His remains were amazingly well preserved: He was 5 feet tall, dark haired and looked about 13. Beyond that, almost nothing was known. Who was he? Where had he lived? Why was he buried near a college in what was then the farm country well outside town?

This month, a team of experts at the National Museum of Natural History peered into his coffin to try to unravel his story, perhaps learn more about his death and maybe something of his life.

The mystery began April 1 when his coffin was discovered by construction workers digging beneath a gas line in Washington D.C.’s Columbia Heights neighborhood. The workers, unsure what to do, locked the coffin in an empty building where, on April 4, vandals broke in and smashed the coffin’s glass faceplate and metal cover.

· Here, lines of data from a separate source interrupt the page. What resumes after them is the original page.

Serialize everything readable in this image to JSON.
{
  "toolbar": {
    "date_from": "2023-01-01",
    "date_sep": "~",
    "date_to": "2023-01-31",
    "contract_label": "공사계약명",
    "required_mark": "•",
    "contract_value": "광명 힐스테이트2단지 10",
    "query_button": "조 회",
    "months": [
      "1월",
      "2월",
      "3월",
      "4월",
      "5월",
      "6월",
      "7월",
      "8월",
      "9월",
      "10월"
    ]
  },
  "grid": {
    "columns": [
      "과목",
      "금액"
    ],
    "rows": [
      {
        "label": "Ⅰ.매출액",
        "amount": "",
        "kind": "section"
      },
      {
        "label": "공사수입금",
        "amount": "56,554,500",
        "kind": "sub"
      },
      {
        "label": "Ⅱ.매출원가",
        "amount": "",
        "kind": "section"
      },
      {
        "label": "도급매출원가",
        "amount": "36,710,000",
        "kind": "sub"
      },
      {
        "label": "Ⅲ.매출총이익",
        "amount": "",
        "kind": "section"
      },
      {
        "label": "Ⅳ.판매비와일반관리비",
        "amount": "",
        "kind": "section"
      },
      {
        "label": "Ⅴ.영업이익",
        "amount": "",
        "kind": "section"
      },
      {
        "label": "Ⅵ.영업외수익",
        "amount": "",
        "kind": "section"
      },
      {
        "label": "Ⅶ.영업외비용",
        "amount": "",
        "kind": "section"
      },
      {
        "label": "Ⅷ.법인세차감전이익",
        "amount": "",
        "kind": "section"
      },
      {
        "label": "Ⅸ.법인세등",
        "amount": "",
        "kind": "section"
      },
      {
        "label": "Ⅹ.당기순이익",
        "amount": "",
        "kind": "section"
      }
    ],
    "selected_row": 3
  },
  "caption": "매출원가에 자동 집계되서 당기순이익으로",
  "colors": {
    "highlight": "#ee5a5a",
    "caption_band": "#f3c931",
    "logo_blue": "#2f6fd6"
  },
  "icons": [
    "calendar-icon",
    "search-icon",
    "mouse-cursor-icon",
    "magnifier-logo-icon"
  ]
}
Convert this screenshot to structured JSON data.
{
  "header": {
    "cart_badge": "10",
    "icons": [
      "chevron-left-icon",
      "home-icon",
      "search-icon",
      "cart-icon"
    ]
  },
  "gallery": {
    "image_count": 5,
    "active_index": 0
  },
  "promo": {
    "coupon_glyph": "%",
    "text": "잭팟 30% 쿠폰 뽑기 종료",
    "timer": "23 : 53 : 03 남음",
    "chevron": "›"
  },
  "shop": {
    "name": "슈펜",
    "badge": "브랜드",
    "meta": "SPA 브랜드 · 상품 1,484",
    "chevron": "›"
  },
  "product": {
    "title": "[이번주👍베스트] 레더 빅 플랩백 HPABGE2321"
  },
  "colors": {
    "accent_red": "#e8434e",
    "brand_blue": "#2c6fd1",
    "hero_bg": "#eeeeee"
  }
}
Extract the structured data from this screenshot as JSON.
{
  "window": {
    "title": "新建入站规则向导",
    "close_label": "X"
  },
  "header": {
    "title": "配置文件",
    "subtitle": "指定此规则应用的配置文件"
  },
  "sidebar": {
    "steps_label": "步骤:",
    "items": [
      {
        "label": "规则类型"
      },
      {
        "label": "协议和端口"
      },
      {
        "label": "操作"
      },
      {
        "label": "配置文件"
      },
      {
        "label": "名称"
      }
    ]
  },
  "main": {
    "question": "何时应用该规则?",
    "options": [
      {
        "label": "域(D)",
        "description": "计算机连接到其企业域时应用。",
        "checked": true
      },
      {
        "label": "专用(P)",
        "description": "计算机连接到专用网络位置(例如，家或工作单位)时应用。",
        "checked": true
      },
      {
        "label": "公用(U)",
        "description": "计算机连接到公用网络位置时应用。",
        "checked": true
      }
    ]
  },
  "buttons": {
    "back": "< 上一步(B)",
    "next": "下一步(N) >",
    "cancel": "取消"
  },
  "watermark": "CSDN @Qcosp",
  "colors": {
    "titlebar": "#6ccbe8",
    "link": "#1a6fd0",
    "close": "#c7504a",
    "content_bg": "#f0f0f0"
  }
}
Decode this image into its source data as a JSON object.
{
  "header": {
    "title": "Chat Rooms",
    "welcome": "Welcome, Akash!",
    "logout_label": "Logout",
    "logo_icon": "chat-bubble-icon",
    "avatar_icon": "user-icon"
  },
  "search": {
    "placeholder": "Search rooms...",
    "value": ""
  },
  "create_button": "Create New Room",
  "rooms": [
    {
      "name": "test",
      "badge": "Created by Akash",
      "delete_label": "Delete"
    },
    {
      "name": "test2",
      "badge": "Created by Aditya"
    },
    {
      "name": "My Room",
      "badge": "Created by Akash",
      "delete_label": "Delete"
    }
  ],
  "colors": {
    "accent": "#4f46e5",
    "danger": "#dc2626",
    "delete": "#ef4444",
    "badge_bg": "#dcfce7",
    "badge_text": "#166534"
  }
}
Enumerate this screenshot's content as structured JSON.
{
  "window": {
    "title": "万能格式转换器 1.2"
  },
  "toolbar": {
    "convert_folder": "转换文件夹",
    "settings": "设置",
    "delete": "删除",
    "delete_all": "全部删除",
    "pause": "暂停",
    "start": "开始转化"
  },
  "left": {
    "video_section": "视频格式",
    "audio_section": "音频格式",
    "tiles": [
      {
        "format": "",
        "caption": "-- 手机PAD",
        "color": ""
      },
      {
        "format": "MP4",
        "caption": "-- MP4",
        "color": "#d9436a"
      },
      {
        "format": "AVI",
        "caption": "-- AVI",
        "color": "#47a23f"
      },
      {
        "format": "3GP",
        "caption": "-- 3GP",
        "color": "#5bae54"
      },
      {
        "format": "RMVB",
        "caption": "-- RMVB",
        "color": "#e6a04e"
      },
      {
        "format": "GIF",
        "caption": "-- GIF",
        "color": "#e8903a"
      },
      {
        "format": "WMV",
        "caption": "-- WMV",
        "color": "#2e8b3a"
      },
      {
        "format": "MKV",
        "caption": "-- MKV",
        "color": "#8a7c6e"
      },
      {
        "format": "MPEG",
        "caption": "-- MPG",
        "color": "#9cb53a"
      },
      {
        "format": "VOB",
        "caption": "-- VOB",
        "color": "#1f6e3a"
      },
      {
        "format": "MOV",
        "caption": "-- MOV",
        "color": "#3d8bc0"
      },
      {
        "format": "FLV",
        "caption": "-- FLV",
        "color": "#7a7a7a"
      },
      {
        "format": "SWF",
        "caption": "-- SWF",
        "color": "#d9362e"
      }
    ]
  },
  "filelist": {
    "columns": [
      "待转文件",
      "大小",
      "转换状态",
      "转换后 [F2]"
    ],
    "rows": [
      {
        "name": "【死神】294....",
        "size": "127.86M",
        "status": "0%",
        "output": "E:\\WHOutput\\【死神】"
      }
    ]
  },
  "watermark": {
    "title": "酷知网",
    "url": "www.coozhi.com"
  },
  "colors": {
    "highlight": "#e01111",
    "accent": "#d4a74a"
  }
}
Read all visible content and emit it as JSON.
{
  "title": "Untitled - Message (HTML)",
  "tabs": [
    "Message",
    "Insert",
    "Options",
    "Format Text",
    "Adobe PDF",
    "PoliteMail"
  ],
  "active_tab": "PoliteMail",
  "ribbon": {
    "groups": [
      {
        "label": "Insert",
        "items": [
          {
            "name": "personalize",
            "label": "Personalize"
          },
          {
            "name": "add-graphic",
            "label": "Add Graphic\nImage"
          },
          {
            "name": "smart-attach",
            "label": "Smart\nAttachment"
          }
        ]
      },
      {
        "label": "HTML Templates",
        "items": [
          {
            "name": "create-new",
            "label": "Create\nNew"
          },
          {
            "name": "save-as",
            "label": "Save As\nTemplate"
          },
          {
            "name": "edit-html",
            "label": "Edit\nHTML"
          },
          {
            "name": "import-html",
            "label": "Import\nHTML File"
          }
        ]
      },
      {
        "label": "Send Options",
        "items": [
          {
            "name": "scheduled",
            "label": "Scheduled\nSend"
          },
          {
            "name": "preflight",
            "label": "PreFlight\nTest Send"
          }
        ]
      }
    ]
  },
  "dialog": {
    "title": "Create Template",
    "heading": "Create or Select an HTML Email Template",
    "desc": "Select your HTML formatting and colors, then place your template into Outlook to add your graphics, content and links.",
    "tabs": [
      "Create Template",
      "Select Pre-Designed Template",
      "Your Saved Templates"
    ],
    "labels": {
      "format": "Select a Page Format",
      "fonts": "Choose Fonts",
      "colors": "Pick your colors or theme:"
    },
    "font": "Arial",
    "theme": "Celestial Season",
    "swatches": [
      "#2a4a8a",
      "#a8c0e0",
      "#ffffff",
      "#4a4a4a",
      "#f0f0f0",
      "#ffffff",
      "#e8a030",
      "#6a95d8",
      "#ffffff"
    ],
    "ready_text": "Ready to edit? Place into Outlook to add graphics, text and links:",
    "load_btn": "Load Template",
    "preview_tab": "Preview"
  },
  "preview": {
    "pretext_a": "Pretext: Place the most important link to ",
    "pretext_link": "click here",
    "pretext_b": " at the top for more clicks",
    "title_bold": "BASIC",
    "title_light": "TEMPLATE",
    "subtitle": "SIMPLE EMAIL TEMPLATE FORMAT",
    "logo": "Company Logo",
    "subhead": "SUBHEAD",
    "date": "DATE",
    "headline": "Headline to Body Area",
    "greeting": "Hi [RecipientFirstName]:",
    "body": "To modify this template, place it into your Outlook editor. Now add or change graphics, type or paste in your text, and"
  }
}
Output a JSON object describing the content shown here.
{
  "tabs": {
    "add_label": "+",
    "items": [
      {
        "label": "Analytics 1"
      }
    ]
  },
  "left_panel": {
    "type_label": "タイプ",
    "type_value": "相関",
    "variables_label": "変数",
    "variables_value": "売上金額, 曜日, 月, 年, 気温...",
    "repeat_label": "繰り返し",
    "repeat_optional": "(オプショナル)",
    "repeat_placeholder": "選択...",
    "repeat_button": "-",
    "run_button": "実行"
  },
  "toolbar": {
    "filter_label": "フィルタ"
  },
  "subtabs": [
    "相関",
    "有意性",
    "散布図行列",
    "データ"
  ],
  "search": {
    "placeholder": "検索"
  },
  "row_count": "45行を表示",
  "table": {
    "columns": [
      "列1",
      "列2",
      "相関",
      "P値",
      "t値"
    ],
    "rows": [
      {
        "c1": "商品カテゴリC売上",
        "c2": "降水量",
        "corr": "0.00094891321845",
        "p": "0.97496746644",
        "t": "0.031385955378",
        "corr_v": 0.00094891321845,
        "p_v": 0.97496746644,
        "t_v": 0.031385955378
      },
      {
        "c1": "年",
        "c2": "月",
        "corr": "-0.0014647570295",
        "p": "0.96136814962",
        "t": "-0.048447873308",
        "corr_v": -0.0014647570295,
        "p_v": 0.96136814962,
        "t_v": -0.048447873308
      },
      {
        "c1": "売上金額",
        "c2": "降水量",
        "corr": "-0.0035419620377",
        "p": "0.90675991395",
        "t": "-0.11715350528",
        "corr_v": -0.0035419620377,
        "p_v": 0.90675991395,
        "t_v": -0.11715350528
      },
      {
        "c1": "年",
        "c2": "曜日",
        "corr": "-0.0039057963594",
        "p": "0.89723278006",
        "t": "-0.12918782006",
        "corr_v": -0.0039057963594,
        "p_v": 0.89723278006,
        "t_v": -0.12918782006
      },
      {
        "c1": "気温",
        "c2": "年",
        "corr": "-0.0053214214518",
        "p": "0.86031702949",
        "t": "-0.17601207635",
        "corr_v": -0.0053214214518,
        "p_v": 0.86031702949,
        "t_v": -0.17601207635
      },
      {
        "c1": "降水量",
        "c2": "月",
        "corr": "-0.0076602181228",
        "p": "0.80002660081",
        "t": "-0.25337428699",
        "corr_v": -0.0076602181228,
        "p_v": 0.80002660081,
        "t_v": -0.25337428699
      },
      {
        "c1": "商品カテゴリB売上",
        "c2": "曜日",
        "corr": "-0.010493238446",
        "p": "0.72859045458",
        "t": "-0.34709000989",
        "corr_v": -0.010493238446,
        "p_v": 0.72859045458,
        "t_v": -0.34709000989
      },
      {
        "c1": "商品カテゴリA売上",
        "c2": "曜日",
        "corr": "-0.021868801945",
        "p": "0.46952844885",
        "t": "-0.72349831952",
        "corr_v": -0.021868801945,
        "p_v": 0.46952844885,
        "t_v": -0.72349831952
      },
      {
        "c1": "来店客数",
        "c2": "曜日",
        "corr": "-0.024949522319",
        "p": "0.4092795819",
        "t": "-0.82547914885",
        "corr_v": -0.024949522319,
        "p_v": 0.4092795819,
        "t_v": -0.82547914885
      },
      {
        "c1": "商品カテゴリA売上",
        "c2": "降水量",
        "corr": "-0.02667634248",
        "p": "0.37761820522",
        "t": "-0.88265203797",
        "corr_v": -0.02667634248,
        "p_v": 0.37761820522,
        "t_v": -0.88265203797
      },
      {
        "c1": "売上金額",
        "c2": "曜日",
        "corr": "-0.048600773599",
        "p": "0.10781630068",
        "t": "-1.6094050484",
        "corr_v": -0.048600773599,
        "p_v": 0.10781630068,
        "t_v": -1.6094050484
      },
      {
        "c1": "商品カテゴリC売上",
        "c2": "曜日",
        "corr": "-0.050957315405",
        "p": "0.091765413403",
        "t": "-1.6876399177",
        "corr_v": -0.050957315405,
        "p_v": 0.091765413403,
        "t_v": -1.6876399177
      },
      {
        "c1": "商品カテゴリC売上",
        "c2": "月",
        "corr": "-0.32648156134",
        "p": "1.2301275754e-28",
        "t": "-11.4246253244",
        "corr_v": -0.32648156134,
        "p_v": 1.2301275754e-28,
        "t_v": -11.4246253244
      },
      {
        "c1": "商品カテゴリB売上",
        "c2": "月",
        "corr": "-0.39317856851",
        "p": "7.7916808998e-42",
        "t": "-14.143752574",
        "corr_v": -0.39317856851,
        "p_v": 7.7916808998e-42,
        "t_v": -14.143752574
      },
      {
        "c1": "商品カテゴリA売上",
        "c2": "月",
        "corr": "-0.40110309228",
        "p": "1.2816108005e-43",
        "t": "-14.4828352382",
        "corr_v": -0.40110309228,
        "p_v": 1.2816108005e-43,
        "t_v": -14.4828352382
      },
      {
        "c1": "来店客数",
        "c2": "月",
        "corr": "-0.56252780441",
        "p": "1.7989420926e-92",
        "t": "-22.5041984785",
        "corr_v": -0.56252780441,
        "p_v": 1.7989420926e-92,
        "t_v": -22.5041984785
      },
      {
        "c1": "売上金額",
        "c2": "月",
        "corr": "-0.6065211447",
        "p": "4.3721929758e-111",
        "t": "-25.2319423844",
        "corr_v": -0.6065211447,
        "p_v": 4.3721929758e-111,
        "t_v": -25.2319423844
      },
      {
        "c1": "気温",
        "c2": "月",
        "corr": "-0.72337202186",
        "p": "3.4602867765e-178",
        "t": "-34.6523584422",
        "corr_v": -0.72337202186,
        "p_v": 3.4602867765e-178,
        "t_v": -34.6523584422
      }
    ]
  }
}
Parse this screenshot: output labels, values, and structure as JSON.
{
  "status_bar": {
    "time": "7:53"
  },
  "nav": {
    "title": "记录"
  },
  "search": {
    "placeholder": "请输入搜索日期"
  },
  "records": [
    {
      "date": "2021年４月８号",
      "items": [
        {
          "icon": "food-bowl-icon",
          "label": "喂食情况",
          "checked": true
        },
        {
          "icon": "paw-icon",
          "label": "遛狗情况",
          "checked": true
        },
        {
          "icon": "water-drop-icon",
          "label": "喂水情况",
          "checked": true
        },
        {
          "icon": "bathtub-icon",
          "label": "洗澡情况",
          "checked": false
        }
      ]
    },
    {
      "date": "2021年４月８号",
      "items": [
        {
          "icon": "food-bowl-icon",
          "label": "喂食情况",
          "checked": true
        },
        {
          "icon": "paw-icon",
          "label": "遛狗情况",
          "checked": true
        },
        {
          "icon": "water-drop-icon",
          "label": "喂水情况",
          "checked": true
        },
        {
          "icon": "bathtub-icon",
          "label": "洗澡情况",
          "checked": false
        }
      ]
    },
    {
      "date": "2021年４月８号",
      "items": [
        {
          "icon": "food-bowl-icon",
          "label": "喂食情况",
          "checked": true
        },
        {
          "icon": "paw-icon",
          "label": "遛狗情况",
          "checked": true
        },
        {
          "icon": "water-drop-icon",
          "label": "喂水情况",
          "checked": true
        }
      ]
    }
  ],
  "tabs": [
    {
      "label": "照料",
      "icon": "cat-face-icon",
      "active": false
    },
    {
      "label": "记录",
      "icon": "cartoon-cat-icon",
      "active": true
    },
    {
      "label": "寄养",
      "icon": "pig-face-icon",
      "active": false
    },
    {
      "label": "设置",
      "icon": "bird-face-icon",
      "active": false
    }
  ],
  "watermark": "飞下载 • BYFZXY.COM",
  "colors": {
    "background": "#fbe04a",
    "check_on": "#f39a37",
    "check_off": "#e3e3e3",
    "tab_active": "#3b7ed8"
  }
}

It was subsequently turned over to the Museum of Natural History, where a team of forensic anthropologists, pathologists, historical archaeologists, clothing experts and researchers began its work.

The coffin, which had been stored in a cooler, was opened Aug. 3. The boy’s clothes were removed. An autopsy on the body was performed, and samples from his organs and strands of his hair were taken for further analysis.

Experts marveled at the preservation. The body’s darkened flesh was still supple, they said, and the facial features were mostly intact. The coffin appears to have been sealed until the vandalism, but it’s not entirely clear how that might have protected the body.

“We’re still working on the exact reason these remains are so well preserved,” said Larry Cartmell, an Oklahoma pathologist and expert on ancient diseases who helped perform the autopsy. “I don’t think we have that mystery solved yet.”